Nothing compares with the freshness and sweet flavour of peeled, sliced Navel oranges for breakfast, topped with a drizzle of honey, Greek-style yoghurt and toasted pine nuts.
Gisborne grows 85 per cent of the national supply of oranges. Navels are the main crop from winter through to December with Valencia oranges the remainder of the year.
Buying
Choose fruit that smells fresh, is heavy in the hand and an even vibrant orange colour. Check that the stem end is fresh and there are no wrinkles, soft spots, mould or a fermented aroma.
Storing
Oranges can be stored in your fruit bowl in a cool part of the kitchen for a few days but the fruit is best kept in the vegetable/fruit compartment of the refrigerator.
Nutrition
One orange provides fibre, is an excellent source of vitamin C and is a good source of folate. Vitamin C is a key nutrient for iron absorption, and vitamin C and folate help reduce tiredness and fatigue, and support a healthy immune system — especially important over winter.
Using
- Orange juice and zest can be used to flavour and add moistness to baking such as HFG orange and almond cake, muffins and Madeira cake.
- For a great winter salad, peel and segment oranges, add to chopped radicchio or cubed cooked kumara, pitted black olives and fresh flat-leaf parsley.
- Orange and fennel salad is great with pan-fried fish. Thinly slice peeled oranges and fennel. Combine with olive oil vinaigrette, some nipped fennel tops and chopped capers.
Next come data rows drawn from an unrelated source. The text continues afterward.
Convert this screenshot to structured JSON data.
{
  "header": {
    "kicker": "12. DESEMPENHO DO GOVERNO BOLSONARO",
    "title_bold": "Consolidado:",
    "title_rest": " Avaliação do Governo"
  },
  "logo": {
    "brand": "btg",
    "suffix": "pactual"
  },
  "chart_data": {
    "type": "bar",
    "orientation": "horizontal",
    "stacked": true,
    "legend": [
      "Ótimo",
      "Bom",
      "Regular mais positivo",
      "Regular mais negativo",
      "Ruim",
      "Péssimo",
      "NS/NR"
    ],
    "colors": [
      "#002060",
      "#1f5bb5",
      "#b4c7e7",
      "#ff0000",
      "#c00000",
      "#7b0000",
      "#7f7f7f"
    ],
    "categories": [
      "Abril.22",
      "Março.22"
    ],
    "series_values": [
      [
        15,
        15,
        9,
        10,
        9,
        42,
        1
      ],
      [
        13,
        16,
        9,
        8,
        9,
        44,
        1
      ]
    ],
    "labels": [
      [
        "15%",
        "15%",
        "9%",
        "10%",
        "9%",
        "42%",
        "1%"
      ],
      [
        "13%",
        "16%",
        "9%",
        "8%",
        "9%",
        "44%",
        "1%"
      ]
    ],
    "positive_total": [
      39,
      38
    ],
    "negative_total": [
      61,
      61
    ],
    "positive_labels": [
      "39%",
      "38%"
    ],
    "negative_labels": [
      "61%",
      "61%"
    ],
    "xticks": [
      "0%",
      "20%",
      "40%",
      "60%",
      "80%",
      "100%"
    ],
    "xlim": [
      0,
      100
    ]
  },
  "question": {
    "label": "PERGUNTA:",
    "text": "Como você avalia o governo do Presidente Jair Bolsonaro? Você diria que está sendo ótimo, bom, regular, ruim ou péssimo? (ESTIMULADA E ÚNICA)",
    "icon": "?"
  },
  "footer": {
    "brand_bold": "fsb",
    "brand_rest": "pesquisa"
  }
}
- Add a strip of orange peel when poaching quinces, apples and tamarillos or to give freshness to braised meat and game. Remove the peel easily with a vegetable peeler leaving any white parts.
- Finely chop orange zest, thyme, fresh flat-leaf parsley, rosemary, crushed garlic and blend with olive oil, black pepper for barbecued or roasted lamb, osso bucco or fish stew.
Did you know? The first oranges in New Zealand were planted in Kerikeri by early settler Charlotte Kemp in 1819.